The horrors of these camps continued mostly under the oppressive regime of Stalin. Under leaders after him, they began to relax until the fall of communism in 1991. Applebaum estimates that nearly 28.7 million people were, at one time or another, incarcerated in the Gulag system. While estimates are shaky, she says anywhere from 2-10 million may have died.

There are a lot of angles to consider in this book, and because I’ve read it over the course of about a year, I don’t remember all the details; just about being horrified at the things I was reading. There were redeeming parts of men and women’s humanity that rang through. Some started art shows or “newspapers” to pass the time. Others formed chorale groups to keep morale up.

This is a thick book with a lot of things to consider. After the Nazi’s surrendered in 1945, the German civilizes in towns nearby concentration camps like this one at Buchenwald were forced to march into them and see what the Nazi’s were actually doing.

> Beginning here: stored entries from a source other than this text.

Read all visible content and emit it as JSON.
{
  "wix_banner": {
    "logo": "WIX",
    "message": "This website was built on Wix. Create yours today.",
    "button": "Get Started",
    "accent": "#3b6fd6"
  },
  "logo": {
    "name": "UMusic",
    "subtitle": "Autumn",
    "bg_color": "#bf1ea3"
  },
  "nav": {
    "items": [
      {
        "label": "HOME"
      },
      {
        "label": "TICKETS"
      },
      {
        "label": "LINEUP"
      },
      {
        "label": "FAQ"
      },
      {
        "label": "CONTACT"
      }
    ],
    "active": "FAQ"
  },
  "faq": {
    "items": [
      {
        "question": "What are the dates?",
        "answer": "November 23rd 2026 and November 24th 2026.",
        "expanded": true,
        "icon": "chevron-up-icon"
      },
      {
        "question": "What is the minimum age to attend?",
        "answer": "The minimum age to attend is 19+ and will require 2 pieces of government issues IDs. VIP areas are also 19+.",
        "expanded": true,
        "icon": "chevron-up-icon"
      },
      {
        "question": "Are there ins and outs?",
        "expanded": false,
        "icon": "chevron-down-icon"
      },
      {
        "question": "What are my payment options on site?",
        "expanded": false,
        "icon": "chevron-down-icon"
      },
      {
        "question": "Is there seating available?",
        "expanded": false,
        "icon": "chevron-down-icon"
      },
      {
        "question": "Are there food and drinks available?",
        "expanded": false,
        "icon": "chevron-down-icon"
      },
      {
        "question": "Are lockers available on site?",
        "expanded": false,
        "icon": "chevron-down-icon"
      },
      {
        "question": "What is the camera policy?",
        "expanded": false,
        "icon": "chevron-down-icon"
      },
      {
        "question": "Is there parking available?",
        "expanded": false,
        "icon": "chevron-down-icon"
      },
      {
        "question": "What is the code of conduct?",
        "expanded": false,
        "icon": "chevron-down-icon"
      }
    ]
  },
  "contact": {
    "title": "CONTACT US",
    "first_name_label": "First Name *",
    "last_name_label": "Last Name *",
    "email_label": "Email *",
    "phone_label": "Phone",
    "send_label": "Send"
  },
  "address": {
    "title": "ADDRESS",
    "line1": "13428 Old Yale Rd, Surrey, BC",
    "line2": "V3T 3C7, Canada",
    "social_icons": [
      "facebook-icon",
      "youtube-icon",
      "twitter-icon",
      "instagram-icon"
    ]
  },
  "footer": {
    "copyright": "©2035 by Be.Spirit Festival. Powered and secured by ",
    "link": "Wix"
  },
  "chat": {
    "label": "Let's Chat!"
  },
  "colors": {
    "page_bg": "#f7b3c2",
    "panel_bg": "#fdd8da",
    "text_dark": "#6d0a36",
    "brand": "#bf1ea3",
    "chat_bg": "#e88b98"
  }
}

You see them walk along in Sunday’s best dress, happy and chipper as they enter the camp. When they file out, they are sick and often times in tears. They had no idea what the Germans were doing and were disgusted by their ignorance. I believe this is Anne Applebaum’s point too. She talks about how there were varying reactions when she told Russians about what she was doing. Many want to bury it in the past as a relic of a bygone era. But there is importance in bringing it to the forefront: so that it may never happen again. And we pray to God that it doesn’t.